Fatima is different. She doesn’t have the buzz words. She’s not navigating all that political correctness.
What she came here with today was her truth, because you can see somebody who has fought and is still fighting in several levels for her peace of mind, for her clarity, for her dignity. She’s wielding every tool in her control; forgiveness, truth authenticity, writing. She shouldn’t be having to fight that fight but here we are.
So, what I took from her, is that you can fight no matter what life throws at you and even if it’s a monster step-father who rapes you at seven. You can fight for some freedom, for some joy, for clarity, for healing , for laughter. You can fight for your life.

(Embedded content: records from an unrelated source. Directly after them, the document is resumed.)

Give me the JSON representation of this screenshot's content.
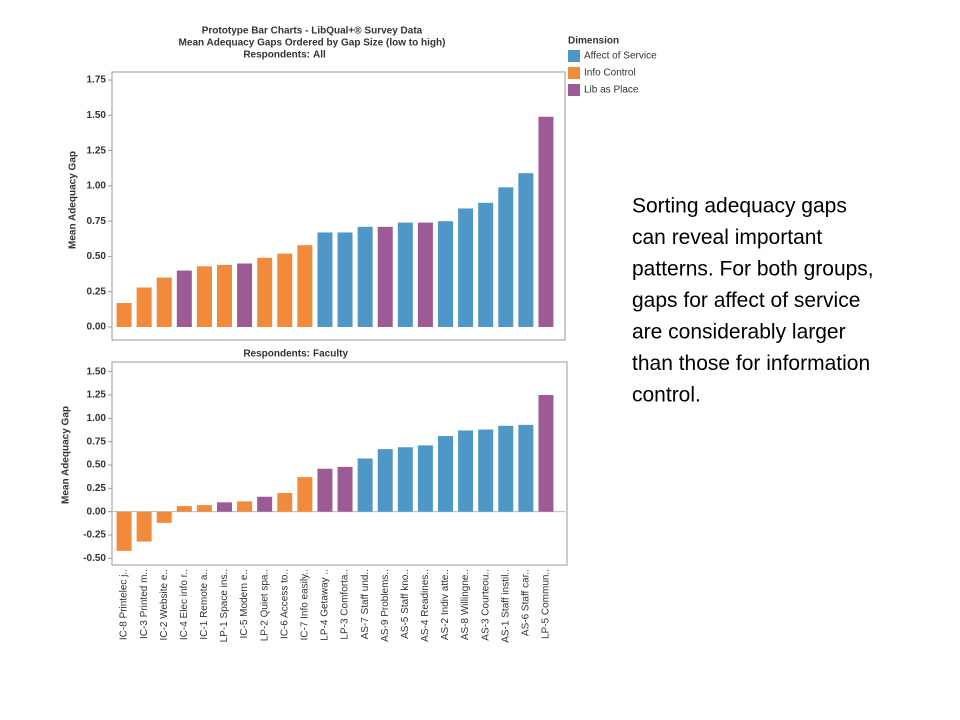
{
  "chart_data": [
    {
      "type": "bar",
      "title": "Prototype Bar Charts - LibQual+® Survey Data",
      "subtitle": "Mean Adequacy Gaps Ordered by Gap Size (low to high)",
      "respondents_label": "Respondents:",
      "respondents": "All",
      "ylabel": "Mean Adequacy Gap",
      "categories": [
        null,
        null,
        null,
        null,
        null,
        null,
        null,
        null,
        null,
        null,
        null,
        null,
        null,
        null,
        null,
        null,
        null,
        null,
        null,
        null,
        null,
        null
      ],
      "values": [
        0.17,
        0.28,
        0.35,
        0.4,
        0.43,
        0.44,
        0.45,
        0.49,
        0.52,
        0.58,
        0.67,
        0.67,
        0.71,
        0.71,
        0.74,
        0.74,
        0.75,
        0.84,
        0.88,
        0.99,
        1.09,
        1.49
      ],
      "colors": [
        "#f28a3c",
        "#f28a3c",
        "#f28a3c",
        "#9c5b95",
        "#f28a3c",
        "#f28a3c",
        "#9c5b95",
        "#f28a3c",
        "#f28a3c",
        "#f28a3c",
        "#4f97c6",
        "#4f97c6",
        "#4f97c6",
        "#9c5b95",
        "#4f97c6",
        "#9c5b95",
        "#4f97c6",
        "#4f97c6",
        "#4f97c6",
        "#4f97c6",
        "#4f97c6",
        "#9c5b95"
      ],
      "ylim": [
        0,
        1.8
      ],
      "yticks": [
        {
          "value": 0,
          "label": "0.00"
        },
        {
          "value": 0.25,
          "label": "0.25"
        },
        {
          "value": 0.5,
          "label": "0.50"
        },
        {
          "value": 0.75,
          "label": "0.75"
        },
        {
          "value": 1,
          "label": "1.00"
        },
        {
          "value": 1.25,
          "label": "1.25"
        },
        {
          "value": 1.5,
          "label": "1.50"
        },
        {
          "value": 1.75,
          "label": "1.75"
        }
      ],
      "legend": {
        "title": "Dimension",
        "items": [
          {
            "name": "Affect of Service",
            "color": "#4f97c6"
          },
          {
            "name": "Info Control",
            "color": "#f28a3c"
          },
          {
            "name": "Lib as Place",
            "color": "#9c5b95"
          }
        ]
      }
    },
    {
      "type": "bar",
      "respondents_label": "Respondents:",
      "respondents": "Faculty",
      "ylabel": "Mean Adequacy Gap",
      "categories": [
        "IC-8 Printelec j..",
        "IC-3 Printed m..",
        "IC-2 Website e..",
        "IC-4 Elec info r..",
        "IC-1 Remote a..",
        "LP-1 Space ins..",
        "IC-5 Modern e..",
        "LP-2 Quiet spa..",
        "IC-6 Access to..",
        "IC-7 Info easily..",
        "LP-4 Getaway ..",
        "LP-3 Comforta..",
        "AS-7 Staff und..",
        "AS-9 Problems..",
        "AS-5 Staff kno..",
        "AS-4 Readines..",
        "AS-2 Indiv atte..",
        "AS-8 Willingne..",
        "AS-3 Courteou..",
        "AS-1 Staff instil..",
        "AS-6 Staff car..",
        "LP-5 Commun.."
      ],
      "values": [
        -0.42,
        -0.32,
        -0.12,
        0.06,
        0.07,
        0.1,
        0.11,
        0.16,
        0.2,
        0.37,
        0.46,
        0.48,
        0.57,
        0.67,
        0.69,
        0.71,
        0.81,
        0.87,
        0.88,
        0.92,
        0.93,
        1.25
      ],
      "colors": [
        "#f28a3c",
        "#f28a3c",
        "#f28a3c",
        "#f28a3c",
        "#f28a3c",
        "#9c5b95",
        "#f28a3c",
        "#9c5b95",
        "#f28a3c",
        "#f28a3c",
        "#9c5b95",
        "#9c5b95",
        "#4f97c6",
        "#4f97c6",
        "#4f97c6",
        "#4f97c6",
        "#4f97c6",
        "#4f97c6",
        "#4f97c6",
        "#4f97c6",
        "#4f97c6",
        "#9c5b95"
      ],
      "ylim": [
        -0.55,
        1.55
      ],
      "yticks": [
        {
          "value": -0.5,
          "label": "-0.50"
        },
        {
          "value": -0.25,
          "label": "-0.25"
        },
        {
          "value": 0,
          "label": "0.00"
        },
        {
          "value": 0.25,
          "label": "0.25"
        },
        {
          "value": 0.5,
          "label": "0.50"
        },
        {
          "value": 0.75,
          "label": "0.75"
        },
        {
          "value": 1,
          "label": "1.00"
        },
        {
          "value": 1.25,
          "label": "1.25"
        },
        {
          "value": 1.5,
          "label": "1.50"
        }
      ]
    }
  ],
  "note": {
    "lines": [
      "Sorting adequacy gaps",
      "can reveal important",
      "patterns.  For both groups,",
      "gaps for affect of service",
      "are considerably larger",
      "than those for information",
      "control."
    ]
  }
}
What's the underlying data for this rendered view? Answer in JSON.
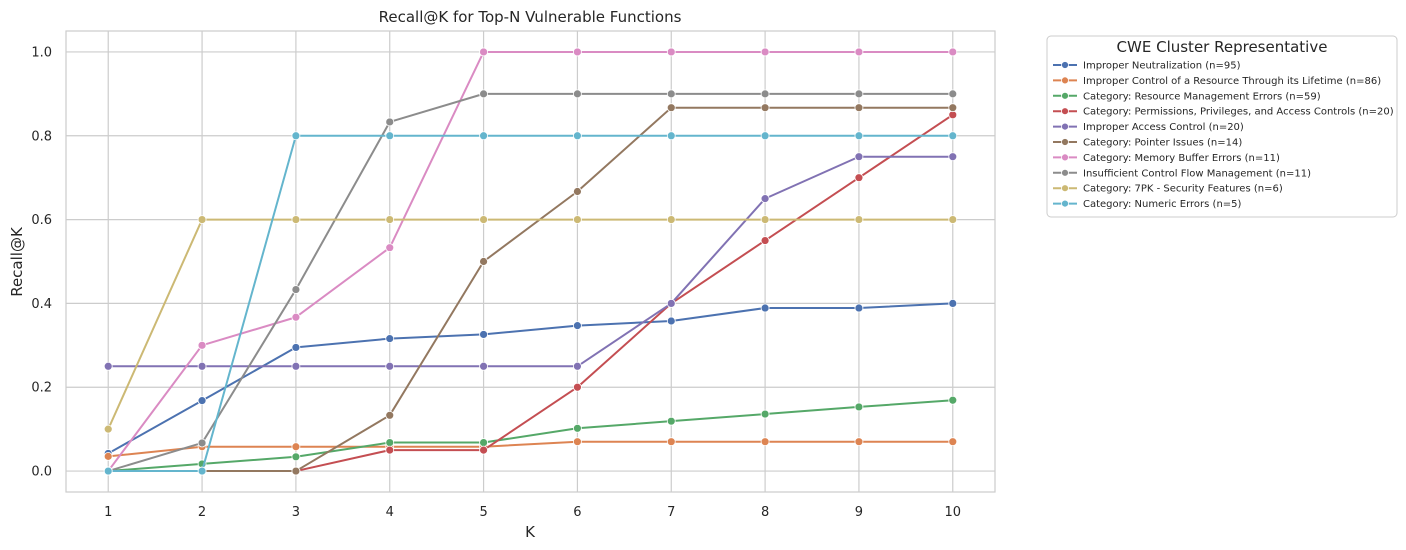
{
  "chart_data": {
    "type": "line",
    "title": "Recall@K for Top-N Vulnerable Functions",
    "xlabel": "K",
    "ylabel": "Recall@K",
    "x": [
      1,
      2,
      3,
      4,
      5,
      6,
      7,
      8,
      9,
      10
    ],
    "x_ticks": [
      "1",
      "2",
      "3",
      "4",
      "5",
      "6",
      "7",
      "8",
      "9",
      "10"
    ],
    "xlim": [
      0.55,
      10.45
    ],
    "ylim": [
      -0.05,
      1.05
    ],
    "y_ticks": [
      "0.0",
      "0.2",
      "0.4",
      "0.6",
      "0.8",
      "1.0"
    ],
    "grid": true,
    "legend": {
      "title": "CWE Cluster Representative",
      "placement": "outside-upper-right"
    },
    "series": [
      {
        "name": "Improper Neutralization (n=95)",
        "color": "#4c72b0",
        "values": [
          0.042,
          0.168,
          0.295,
          0.316,
          0.326,
          0.347,
          0.358,
          0.389,
          0.389,
          0.4
        ]
      },
      {
        "name": "Improper Control of a Resource Through its Lifetime (n=86)",
        "color": "#dd8452",
        "values": [
          0.035,
          0.058,
          0.058,
          0.058,
          0.058,
          0.07,
          0.07,
          0.07,
          0.07,
          0.07
        ]
      },
      {
        "name": "Category: Resource Management Errors (n=59)",
        "color": "#55a868",
        "values": [
          0.0,
          0.017,
          0.034,
          0.068,
          0.068,
          0.102,
          0.119,
          0.136,
          0.153,
          0.169
        ]
      },
      {
        "name": "Category: Permissions, Privileges, and Access Controls (n=20)",
        "color": "#c44e52",
        "values": [
          0.0,
          0.0,
          0.0,
          0.05,
          0.05,
          0.2,
          0.4,
          0.55,
          0.7,
          0.85
        ]
      },
      {
        "name": "Improper Access Control (n=20)",
        "color": "#8172b3",
        "values": [
          0.25,
          0.25,
          0.25,
          0.25,
          0.25,
          0.25,
          0.4,
          0.65,
          0.75,
          0.75
        ]
      },
      {
        "name": "Category: Pointer Issues (n=14)",
        "color": "#937860",
        "values": [
          0.0,
          0.0,
          0.0,
          0.133,
          0.5,
          0.667,
          0.867,
          0.867,
          0.867,
          0.867
        ]
      },
      {
        "name": "Category: Memory Buffer Errors (n=11)",
        "color": "#da8bc3",
        "values": [
          0.0,
          0.3,
          0.367,
          0.533,
          1.0,
          1.0,
          1.0,
          1.0,
          1.0,
          1.0
        ]
      },
      {
        "name": "Insufficient Control Flow Management (n=11)",
        "color": "#8c8c8c",
        "values": [
          0.0,
          0.067,
          0.433,
          0.833,
          0.9,
          0.9,
          0.9,
          0.9,
          0.9,
          0.9
        ]
      },
      {
        "name": "Category: 7PK - Security Features (n=6)",
        "color": "#ccb974",
        "values": [
          0.1,
          0.6,
          0.6,
          0.6,
          0.6,
          0.6,
          0.6,
          0.6,
          0.6,
          0.6
        ]
      },
      {
        "name": "Category: Numeric Errors (n=5)",
        "color": "#64b5cd",
        "values": [
          0.0,
          0.0,
          0.8,
          0.8,
          0.8,
          0.8,
          0.8,
          0.8,
          0.8,
          0.8
        ]
      }
    ]
  }
}
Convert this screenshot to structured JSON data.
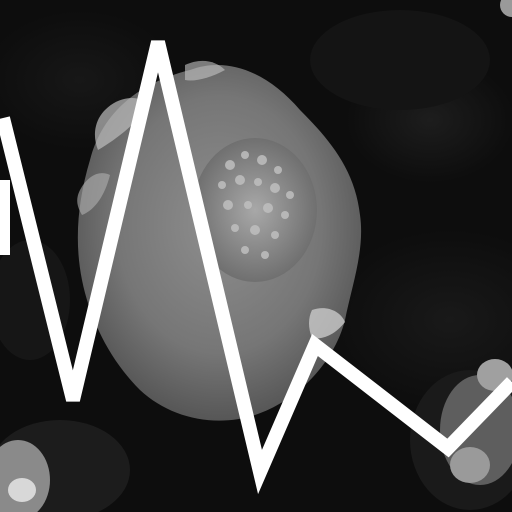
{
  "image": {
    "style": "grayscale",
    "subject": "flower",
    "colors": {
      "background": "#0d0d0d",
      "petal": "#7a7a7a",
      "petal_highlight": "#bdbdbd",
      "center": "#9c9c9c",
      "overlay_line": "#ffffff"
    }
  }
}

My mother was the cause of all these problems, because sometimes when I try to tell her, she’ll just push me (away). It’s not the rape anymore that is affecting me. Because I’m happy that I’m helping the girl child. Most times when I look at the scars, I got through my mother, how she cut my vagina, she’ll put pepper, she’ll break my head… Those are the things that affect me. She said ‘The day you get married and your children ask who did this to you, you will tell them”. 💔
“When my mother died and she was still in the mortuary this man was defiling me and he said to me: ‘Nobody can protect you anymore. And if you do anything, I’ll kill you and your sibling the same way I killed your mother.’
At this time he’ll rape me and he’ll beat me. He’ll lock the room, so my younger ones will not come out. He’ll rape me and sometimes after he finished with me he’ll lock me in the balcony.
Those parts I didn’t put in the book because those parts are meant for another documentary which I’m supposed to do. But people need to understand what abused people go through. NGO needs to understand that it’s not about you carrying a banner saying ‘say no to rape’, it is deeper.”